Selling Your Home and Maintaining Your Privacy
Even if you never hold an Open House to sell your home you have to
realize that you are opening your home to complete strangers to walk
through.
Generally, the agent is with the buyers but some agents also like to
give the buyers’ a little privacy and simply stay within hearings reach.
Either way, even if you your agent stays with the buyer from room to
room or if you have an Open House and your agent can’t be with everyone
who walks through at all times you need to realize that your privacy is
at stake.
It’s okay for buyers to look inside built-in drawers but some buyers
go beyond the limits and may open other drawers also. Right or wrong,
you have to be prepared for people snooping when your home is on the
market so here are some rules to stick by.

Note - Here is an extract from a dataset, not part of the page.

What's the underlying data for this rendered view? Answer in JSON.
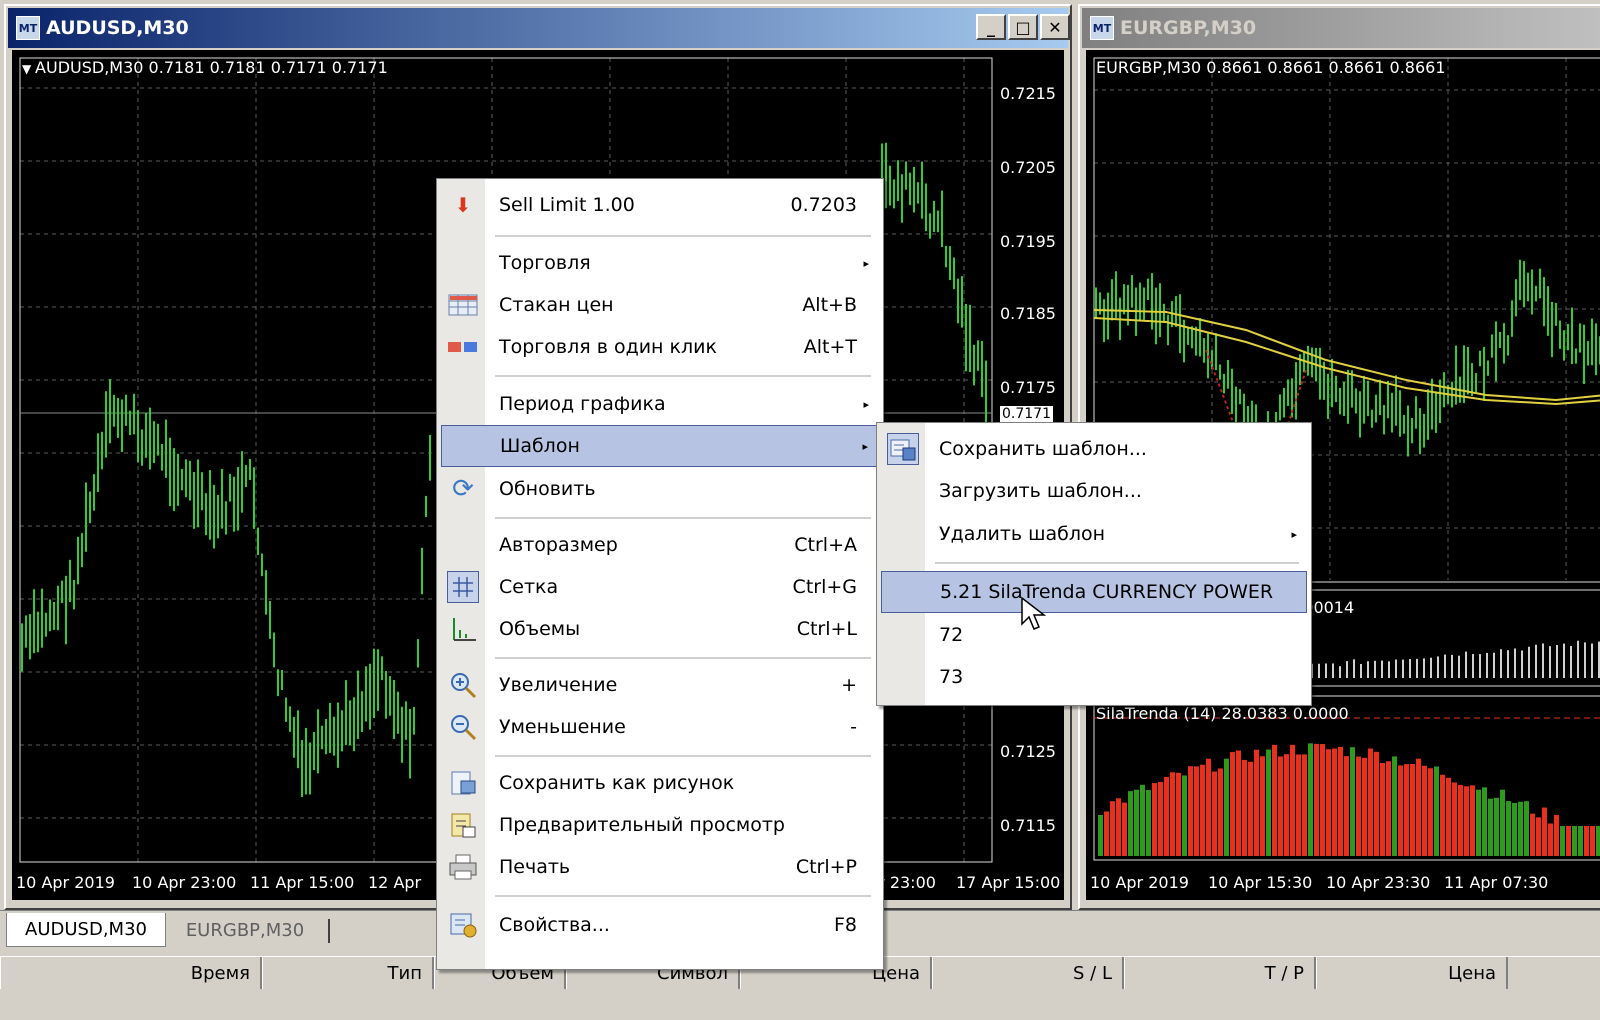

If it’s personal, lock it up. That means everything from financial
sheets, banking statements, to personal items and adult items. If you
wouldn’t want a complete stranger seeing it, it needs to be kept under
lock and key. This may mean purchasing a locking box or container or if
you have a desk that rolls down and locks you can cram everything in
there and lock it. No matter what it is, if you don’t want a stranger to
see it and know about it you want to keep it under lock and key.

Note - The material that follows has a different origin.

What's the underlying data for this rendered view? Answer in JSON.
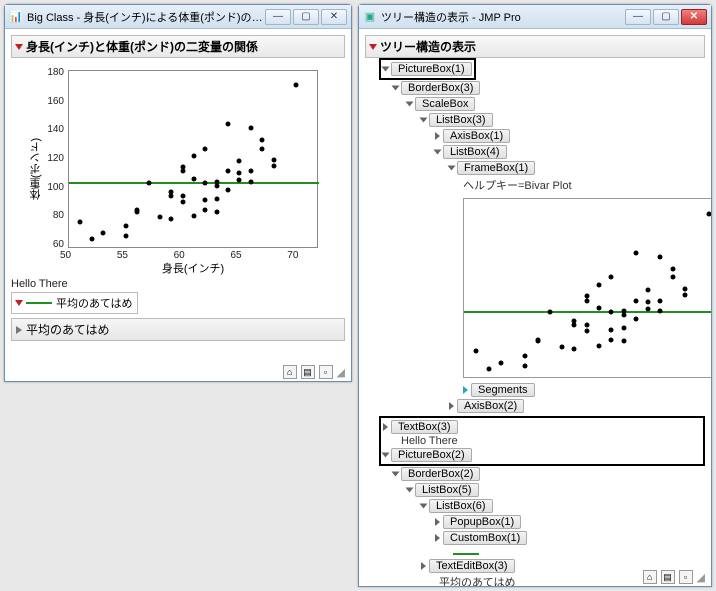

Things that you can’t keep under lock and key think of other places
you can keep them – for instance in the trunk of your car. Ask a
trusting relative to keep the box stored for you but accessible in case
you should need the items or papers inside. Don’t put them in a storage
container that you may have rented to hold extra furniture because you
do have the risk of the storage container being broken into.
Never leave mail or even magazines with your name on them.
Strangers that visit your house are not always people who are truly
interested in buying your home. Finding out simple information by
looking at a piece of mail that gives your full name and asking a few
questions or seeing something as simple as a yearbook, etc. they can add
up a lot of information that puts you at risk for identity theft. Be
smart and put away anything personal.
By the time you’re ready to show your home it should look fairly
impersonal with pictures, papers, mail and personal items out of view
and packed away or locked away. Professional thieves and people who use
personal information for identity theft know what to look for and where
to look. This can mean computers left on, banking statements tucked into
drawers, or even bills sitting in a desk drawer.
Of course we’re not trying to scare you but prepare you. Don’t assume
that everyone that comes into your home is there to spy or find out
information; yet be prepared for the possibility of just one person who
may be a bit more of a snoop or have alternate intentions. While most
agents take the time to find out information about the people they bring
into your home they can’t be private investigators.